Reid, who signed on with the Wolves as an undrafted free agent before earning a full-time roster spot at NBA Summer League in 2019, has played a bigger role thus far, holds career averages of 9.5 points on 49.0/34.4/72.3 shooting splits , 3.9 rebounds, 0.9 assists, and 1.4 stocks in 17.3 minutes per game in his 177 games played.

The contract options are identical for both players. They carry a non-guaranteed salary of $1,930,681, which will become fully guaranteed if the player is on the roster on January 10, 2023, and the player will enter unrestricted free agency next summer if there is no extension signed beforehand, per Spotrac.

Despite the identical outcomes today, Nowell and Reid have different outlooks moving forward.

Timberwolves Head Coach Chris Finch has gone out of his way to praise Nowell as a member of the team’s young core moving forward, despite just drafting a combo guard/wing hybrid in Wendell Moore Jr. at No. 26 jumpsuit.

“He’s an x-factor, he’s a game-changer.

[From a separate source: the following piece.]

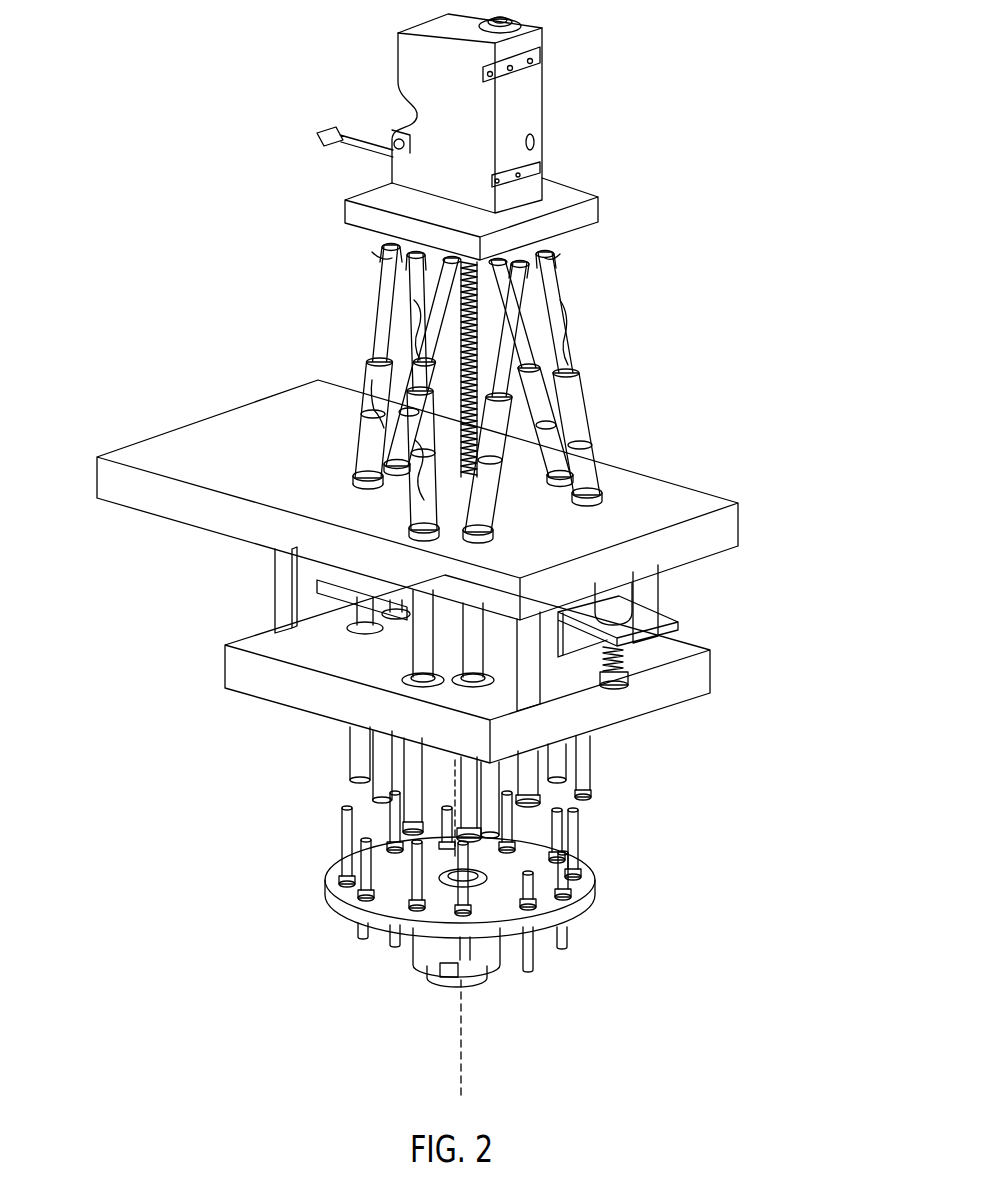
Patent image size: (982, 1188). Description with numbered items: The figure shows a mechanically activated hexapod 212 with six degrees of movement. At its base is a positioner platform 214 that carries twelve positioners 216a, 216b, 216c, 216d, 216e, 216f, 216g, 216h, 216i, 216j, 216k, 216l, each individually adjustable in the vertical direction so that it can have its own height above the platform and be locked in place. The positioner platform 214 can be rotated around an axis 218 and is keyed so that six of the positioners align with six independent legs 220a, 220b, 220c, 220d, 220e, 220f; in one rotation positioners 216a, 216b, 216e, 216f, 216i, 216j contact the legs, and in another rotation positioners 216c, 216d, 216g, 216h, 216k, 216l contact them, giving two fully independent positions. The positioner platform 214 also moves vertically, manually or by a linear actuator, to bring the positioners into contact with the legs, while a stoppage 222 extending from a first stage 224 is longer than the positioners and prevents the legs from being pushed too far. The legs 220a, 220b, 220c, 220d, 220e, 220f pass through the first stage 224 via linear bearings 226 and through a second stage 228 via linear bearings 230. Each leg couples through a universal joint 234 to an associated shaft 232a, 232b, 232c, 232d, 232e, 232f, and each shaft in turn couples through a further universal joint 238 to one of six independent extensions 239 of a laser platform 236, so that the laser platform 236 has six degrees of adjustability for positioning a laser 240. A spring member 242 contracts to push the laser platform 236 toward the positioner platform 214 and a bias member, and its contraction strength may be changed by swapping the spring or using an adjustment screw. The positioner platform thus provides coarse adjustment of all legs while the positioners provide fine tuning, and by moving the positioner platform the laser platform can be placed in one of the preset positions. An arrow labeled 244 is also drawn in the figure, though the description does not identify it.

I think everybody needs that. He has the ability to create his own basket, he has the ability to attack switching, he’s actually an underrated playmaker, his defense improved quite a bit from the year before,” Finch said yesterday about Nowell after the Wolves’ introductory press conference for their 2022 NBA draft class. “We’re trying to figure out how to get a role, a more consistent role, for him. And we want him to feel as a part of our young core as anybody else that’s here.”

There has been consistent, corresponding speculation this offseason about Malik Beasley’s role with the team moving forward, as well. Finch’s praise of Nowell further fueled the questions about Beasley.

Whether Beasley gets moved in order to free up a rotation spot and more consistent role for Nowell remains to be seen, but it certainly is a situation worth monitoring. But, if Beasley does get moved, it would make sense that the Timberwolves move to sign Nowell to a contract extension before he hits unrestricted free agency next summer.

Reid, on the other hand, just saw the Wolves take in the first round a bigger, more defensively prominent center that fits more of what the team needs moving forward. He has done an admirable job playing to the best of his ability in support of an All-NBA center in Karl-Anthony Towns, but is physically limited by his size at 6-foot-9. To his credit, Reid uses his 7-foot-3 wingspan well, but has a lower floor and lower ceiling than rookie center Walker Kessler given his measurements.

Kessler stands 7-foot-1 with a 7-foot-4 wingspan and is more physically imposing defensively. Finch has been adamant that they will bring on Kessler slowly.

“We’re not going to put too much pressure on them to be great right away. We want them to come in, adjust to the league, keep developing,” Finch said. “They all do things at the NBA level that we think translates to role players and complementary players and that’s the best way to get on the floor, grow your role and grow your career from there.”

Given the non-guaranteed nature of Reid’s contract, it is plausible that he may be a casualty of a roster crunch. The Wolves have been rumored to be interested in Utah Jazz center Rudy Gobert, as well as Los Angeles Clippers backup center Isaiah Hartenstein. Bottom line, they have been interesting in adding another center with their mid-level exception or bi-annual exception despite drafting Kessler, which isn’t a good sign for Reid’s long-term future in Minnesota.

The 2022 NBA Free Agency moratorium begins tomorrow, Thursday June 30, at 5 PM CT, so we will gain further clarity soon enough on what the Wolves may look like come training camp.